Lifting generic maps to embeddings. The double point obstruction
Sergey A. Melikhov
TL;DR
<3-5 sentence high-level summary> The paper develops a rigorous obstruction theory for lifting a generic map f: N^n → M^m to an embedding N ↪ M×R^k, tying realizability to the existence of an equivariant map from the double point locus Δ_f to S^{k-1} under a Z/2-action. Under the dimension constraint 2(m+k) ≥ 3(n+1) and m ≥ n, the authors prove that such a lift exists if and only if the equivariant obstruction vanishes, and provide both PL and smooth versions along with a Main Lemma and detailed PL and smooth constructions. The results yield corollaries including resolving Petersen’s problem in many cases, and they connect to stability theory, 2-jet/1-jet transversality, and stable maps via Appendices. The work also develops a comprehensive framework for stable PL maps and provides intricate lifting lemmas (Main Lemma) that enable a constructive Whitney-trick-like approach to eliminate self-intersections while preserving equivariant data. These contributions advance the understanding of when maps can be lifted to embeddings in product spaces and illuminate the geometry of double/triple point loci in high dimensions.
Abstract
Given a generic PL map or a generic smooth fold map $f:N^n\to M^m$, where $m\ge n$ and $2(m+k)\ge 3(n+1)$, we prove that $f$ lifts to a PL or smooth embedding $N\to M\times\mathbb R^k$ if and only if its double point locus $\{(x,y)\in N\times N\mid f(x)=f(y),\,x\ne y\}$ admits an equivariant map to $S^{k-1}$. As a corollary we answer a 1990 question of P. Petersen and obtain some other applications. We also discuss several criteria for lifting of a non-degenerate PL map or a $C^0$-stable smooth map $f:N^n\to M^m$, where $m\ge n$, to an embedding in $M\times\mathbb R$, elaborating on V. Poénaru's observations.
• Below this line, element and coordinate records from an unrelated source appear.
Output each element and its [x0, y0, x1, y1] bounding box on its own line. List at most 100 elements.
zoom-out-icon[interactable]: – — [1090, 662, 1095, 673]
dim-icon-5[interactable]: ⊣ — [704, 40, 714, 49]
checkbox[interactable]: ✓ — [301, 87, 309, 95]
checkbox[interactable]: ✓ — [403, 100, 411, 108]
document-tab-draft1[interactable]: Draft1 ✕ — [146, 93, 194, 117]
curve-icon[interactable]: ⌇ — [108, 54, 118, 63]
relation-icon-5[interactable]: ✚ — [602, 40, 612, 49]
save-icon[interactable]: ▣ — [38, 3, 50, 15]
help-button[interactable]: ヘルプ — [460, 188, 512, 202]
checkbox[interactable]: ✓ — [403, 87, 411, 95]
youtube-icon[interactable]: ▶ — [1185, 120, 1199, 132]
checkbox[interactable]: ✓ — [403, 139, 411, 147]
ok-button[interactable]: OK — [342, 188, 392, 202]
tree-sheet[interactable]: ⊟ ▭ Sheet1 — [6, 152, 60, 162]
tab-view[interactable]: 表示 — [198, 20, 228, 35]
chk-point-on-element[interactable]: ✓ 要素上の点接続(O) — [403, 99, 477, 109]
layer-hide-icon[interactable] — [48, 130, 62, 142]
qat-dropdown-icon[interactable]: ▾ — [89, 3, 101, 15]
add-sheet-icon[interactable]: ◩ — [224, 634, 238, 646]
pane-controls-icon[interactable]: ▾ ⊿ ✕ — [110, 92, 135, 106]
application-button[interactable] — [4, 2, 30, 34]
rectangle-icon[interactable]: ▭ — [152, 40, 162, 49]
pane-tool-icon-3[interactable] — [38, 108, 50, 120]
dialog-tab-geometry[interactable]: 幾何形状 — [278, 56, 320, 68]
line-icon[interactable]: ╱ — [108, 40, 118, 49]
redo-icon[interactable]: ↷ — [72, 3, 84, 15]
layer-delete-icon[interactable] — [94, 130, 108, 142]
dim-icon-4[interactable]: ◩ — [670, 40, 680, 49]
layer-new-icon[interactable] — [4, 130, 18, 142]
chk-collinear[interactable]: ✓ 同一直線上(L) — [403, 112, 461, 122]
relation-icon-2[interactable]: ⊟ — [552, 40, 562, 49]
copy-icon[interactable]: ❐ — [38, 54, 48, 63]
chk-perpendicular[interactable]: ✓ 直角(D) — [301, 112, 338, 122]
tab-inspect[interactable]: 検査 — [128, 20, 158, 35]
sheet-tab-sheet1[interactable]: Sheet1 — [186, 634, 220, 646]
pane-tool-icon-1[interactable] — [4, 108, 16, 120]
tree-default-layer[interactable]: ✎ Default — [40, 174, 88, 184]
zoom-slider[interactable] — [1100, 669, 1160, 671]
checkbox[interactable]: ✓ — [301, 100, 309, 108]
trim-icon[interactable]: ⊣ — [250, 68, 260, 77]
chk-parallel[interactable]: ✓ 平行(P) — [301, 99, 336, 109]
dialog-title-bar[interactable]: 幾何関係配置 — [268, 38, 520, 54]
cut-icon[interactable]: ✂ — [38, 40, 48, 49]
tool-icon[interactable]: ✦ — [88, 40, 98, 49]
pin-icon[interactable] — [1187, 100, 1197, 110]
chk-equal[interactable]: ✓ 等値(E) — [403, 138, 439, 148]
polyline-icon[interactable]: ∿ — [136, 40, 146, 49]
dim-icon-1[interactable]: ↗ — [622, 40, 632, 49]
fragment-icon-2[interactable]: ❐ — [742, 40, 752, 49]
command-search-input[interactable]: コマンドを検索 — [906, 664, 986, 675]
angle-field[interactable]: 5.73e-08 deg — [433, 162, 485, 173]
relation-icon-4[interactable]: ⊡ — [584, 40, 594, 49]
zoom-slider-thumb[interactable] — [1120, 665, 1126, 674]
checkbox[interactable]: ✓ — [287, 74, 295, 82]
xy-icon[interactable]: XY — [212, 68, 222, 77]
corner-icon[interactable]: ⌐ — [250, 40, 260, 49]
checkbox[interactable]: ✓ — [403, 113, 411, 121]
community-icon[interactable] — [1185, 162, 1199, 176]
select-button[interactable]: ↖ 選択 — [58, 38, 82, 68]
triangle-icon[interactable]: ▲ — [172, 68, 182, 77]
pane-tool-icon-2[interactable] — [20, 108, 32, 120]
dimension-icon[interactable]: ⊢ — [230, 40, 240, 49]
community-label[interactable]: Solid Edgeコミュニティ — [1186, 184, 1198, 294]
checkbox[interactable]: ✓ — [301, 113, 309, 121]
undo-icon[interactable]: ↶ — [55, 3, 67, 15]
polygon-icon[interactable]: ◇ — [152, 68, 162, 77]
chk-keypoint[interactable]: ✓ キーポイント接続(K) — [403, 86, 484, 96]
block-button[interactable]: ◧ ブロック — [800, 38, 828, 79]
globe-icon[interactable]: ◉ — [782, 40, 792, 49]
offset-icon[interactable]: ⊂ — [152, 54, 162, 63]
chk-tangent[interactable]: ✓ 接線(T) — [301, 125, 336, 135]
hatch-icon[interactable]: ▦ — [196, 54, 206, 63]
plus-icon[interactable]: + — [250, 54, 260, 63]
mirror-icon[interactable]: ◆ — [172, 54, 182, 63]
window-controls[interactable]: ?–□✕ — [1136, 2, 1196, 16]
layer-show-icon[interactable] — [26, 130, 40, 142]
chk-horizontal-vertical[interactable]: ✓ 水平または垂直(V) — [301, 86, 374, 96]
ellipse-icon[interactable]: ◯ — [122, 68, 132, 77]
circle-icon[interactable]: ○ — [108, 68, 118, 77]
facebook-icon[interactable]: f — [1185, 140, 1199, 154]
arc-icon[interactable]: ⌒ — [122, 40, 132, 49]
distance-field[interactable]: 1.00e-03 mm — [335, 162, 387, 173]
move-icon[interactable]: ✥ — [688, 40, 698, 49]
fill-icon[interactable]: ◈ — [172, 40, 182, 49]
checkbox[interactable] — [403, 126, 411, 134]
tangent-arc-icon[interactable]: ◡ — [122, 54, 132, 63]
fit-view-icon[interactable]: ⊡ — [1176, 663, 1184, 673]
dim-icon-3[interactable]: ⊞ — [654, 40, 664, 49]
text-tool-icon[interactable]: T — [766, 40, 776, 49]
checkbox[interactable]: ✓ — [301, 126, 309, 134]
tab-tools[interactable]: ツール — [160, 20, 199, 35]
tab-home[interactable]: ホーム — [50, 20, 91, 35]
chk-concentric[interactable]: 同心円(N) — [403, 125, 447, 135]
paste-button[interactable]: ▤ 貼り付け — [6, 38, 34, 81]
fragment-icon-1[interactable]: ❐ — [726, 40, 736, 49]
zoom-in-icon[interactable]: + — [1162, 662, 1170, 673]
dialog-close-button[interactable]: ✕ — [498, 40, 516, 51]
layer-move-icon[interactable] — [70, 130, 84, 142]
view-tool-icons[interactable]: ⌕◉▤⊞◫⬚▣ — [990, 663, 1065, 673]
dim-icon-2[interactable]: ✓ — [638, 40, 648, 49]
In particular, the existence of such a lift is determined by the equivariant homotopy type of the diagram consisting of the three projections from the triple point locus $\{(x,y,z)\in N\times N\times N\mid f(x)=f(y)=f(z),\,x\ne y\ne z\ne x\}$ to the double point locus. The three Appendices, which can be read independently of the rest of the paper, are devoted to stable and generic maps. Appendix B introduces an elementary theory of stable PL maps. Appendix C extends the 2-multi-0-jet transversality theorem over the usual compactification of $M\times M\setminusΔ_M$.